Sans grande surprise, Paul Biya a annoncé le 13 juillet 2025 sa candidature à l’élection présidentielle prévue le 12 octobre. À 92 ans, le chef de l’État camerounais prolonge un scénario politique désormais bien rodé : répondre favorablement à des « appels » orchestrés par ses partisans, comme à chaque élection depuis l’instauration du multipartisme en 1990.
Depuis le début de l’année, des signaux annonciateurs s’accumulaient : propos équivoques dans ses vœux à la Nation, messages cryptés sur les réseaux sociaux, entretiens avec des cadres du RDPC menés par le tout-puissant secrétaire général de la présidence, Ferdinand Ngoh Ngoh.
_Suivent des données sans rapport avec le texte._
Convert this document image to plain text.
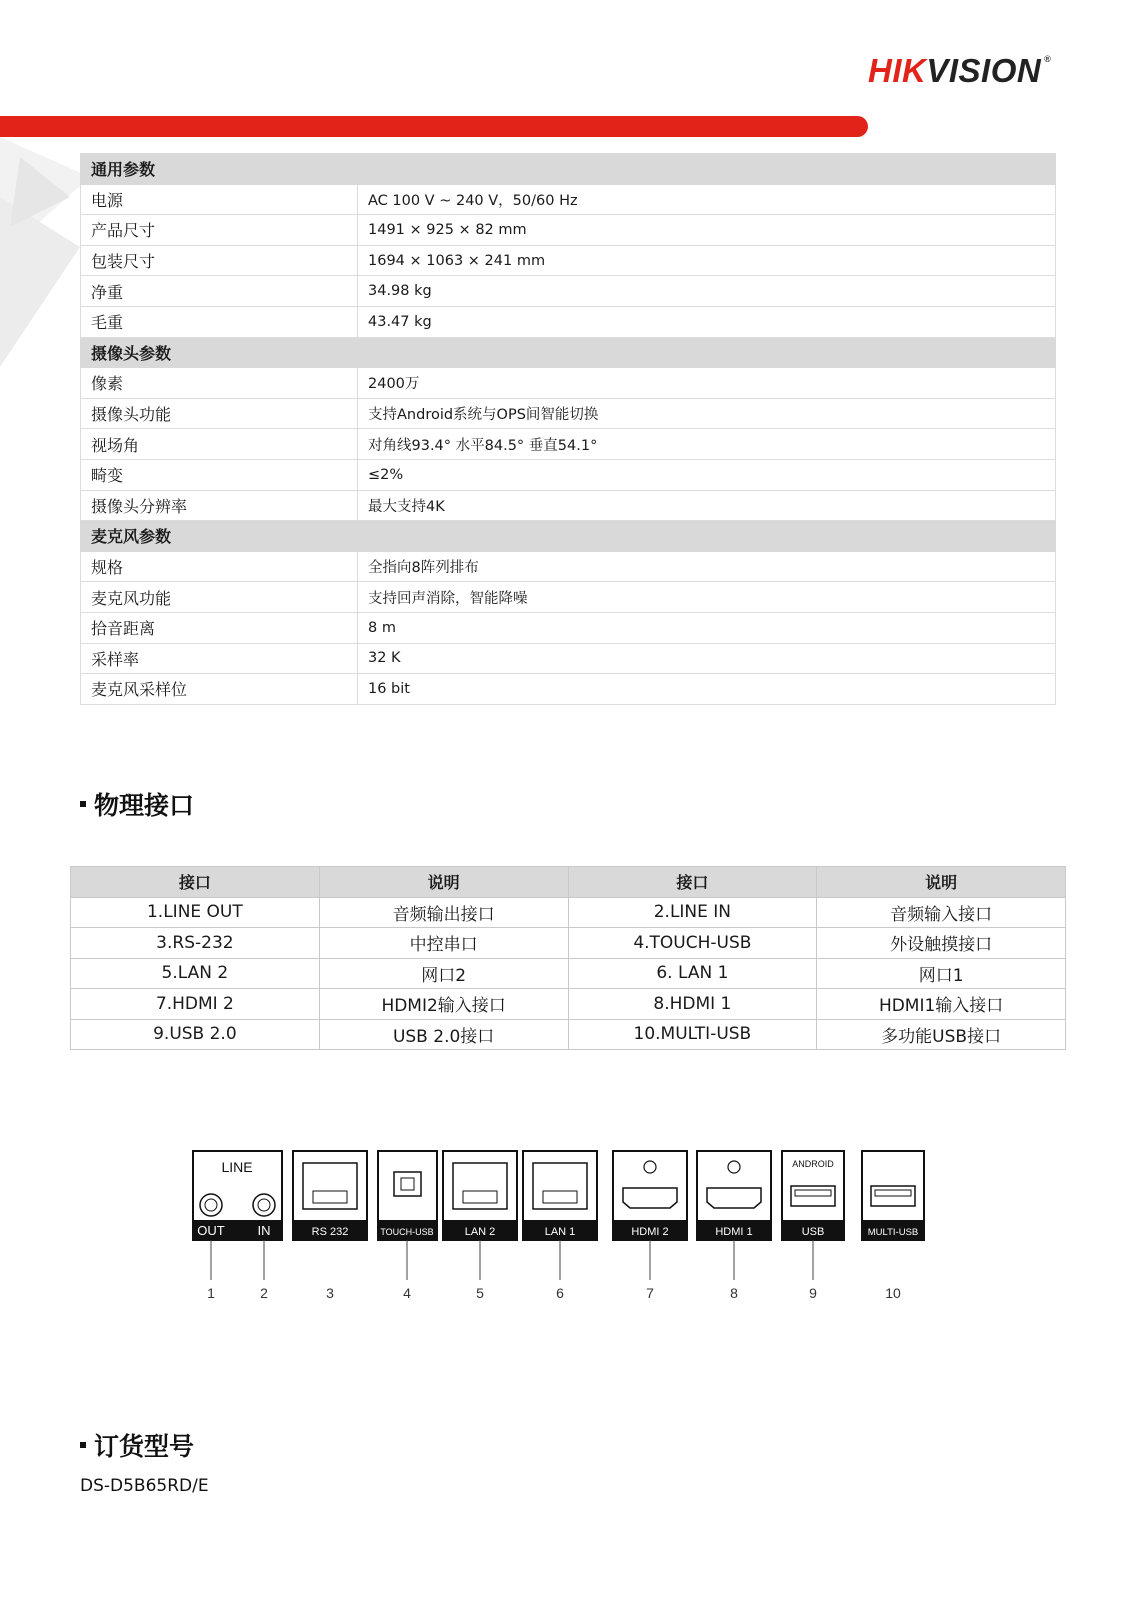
HIKVISION ®
通用参数	
电源	AC 100 V ~ 240 V，50/60 Hz
产品尺寸	1491 × 925 × 82 mm
包装尺寸	1694 × 1063 × 241 mm
净重	34.98 kg
毛重	43.47 kg
摄像头参数	
像素	2400万
摄像头功能	支持Android系统与OPS间智能切换
视场角	对角线93.4° 水平84.5° 垂直54.1°
畸变	≤2%
摄像头分辨率	最大支持4K
麦克风参数	
规格	全指向8阵列排布
麦克风功能	支持回声消除，智能降噪
拾音距离	8 m
采样率	32 K
麦克风采样位	16 bit
物理接口
接口	说明	接口	说明
1.LINE OUT	音频输出接口	2.LINE IN	音频输入接口
3.RS-232	中控串口	4.TOUCH-USB	外设触摸接口
5.LAN 2	网口2	6. LAN 1	网口1
7.HDMI 2	HDMI2输入接口	8.HDMI 1	HDMI1输入接口
9.USB 2.0	USB 2.0接口	10.MULTI-USB	多功能USB接口
LINE
OUT	IN	RS 232	TOUCH-USB	LAN 2	LAN 1	HDMI 2	HDMI 1
ANDROID
USB	MULTI-USB
1	2	3	4	5	6	7	8	9	10
订货型号
DS-D5B65RD/E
En coulisses, le processus habituel s’est enclenché : motions de soutien, appels venus des dix régions et de la diaspora, sollicitations répétées des élites administratives, politiques et traditionnelles pour le « supplier » de se représenter.
Ce mécanisme d’« appels à candidature » remonte en réalité aux pratiques du régime d’Ahmadou Ahidjo, auquel Paul Biya a succédé en 1982. Dès 1992, au moment de la première présidentielle pluraliste, ce sont déjà des personnalités économiques proches du régime qui avaient lancé un « appel » en faveur d’un scrutin anticipé. Depuis lors, chaque cycle électoral a vu se répéter ce ballet ritualisé, masquant difficilement une centralisation extrême du pouvoir autour du chef de l’État.
Ce rituel, sous des airs de consultation populaire, sert avant tout à valider l’ordre établi. Comme le souligne le philosophe camerounais Paul-Aarons Ngomo, ces appels ne traduisent ni vitalité démocratique ni adhésion populaire réelle. Ils participent plutôt d’une mise en scène de la légitimité, où le pouvoir ne se conquiert plus par la compétition, mais s’implore et se reconduit par acclamation. Le pluralisme y est vidé de sa substance, et toute alternance neutralisée.
Pour les élites locales du RDPC, ces appels sont autant de cartes à jouer pour conserver leur position dans la hiérarchie du pouvoir. En 2011, le Premier ministre d’alors, Philémon Yang, n’avait pas hésité à publier cinq volumes d’hommages à Paul Biya, illustrant jusqu’à l’absurde ce culte de la personnalité. Derrière la rhétorique dithyrambique se cachent des arrangements clientélistes visant à préserver des privilèges, en se mettant en scène comme « fidèles serviteurs » du président.
Loin d’être de simples formalités protocolaires, ces appels traduisent l’enlisement d’un système politique figé. L’usage récurrent de cette stratégie démontre à quel point le Cameroun peine à envisager la relève au sommet de l’État. Alors que Paul Biya cumule plus de quatre décennies de pouvoir, l’annonce de sa candidature illustre un refus persistant d’ouvrir un véritable débat démocratique, au mépris d’une jeunesse de plus en plus déconnectée de ces mises en scène politiques.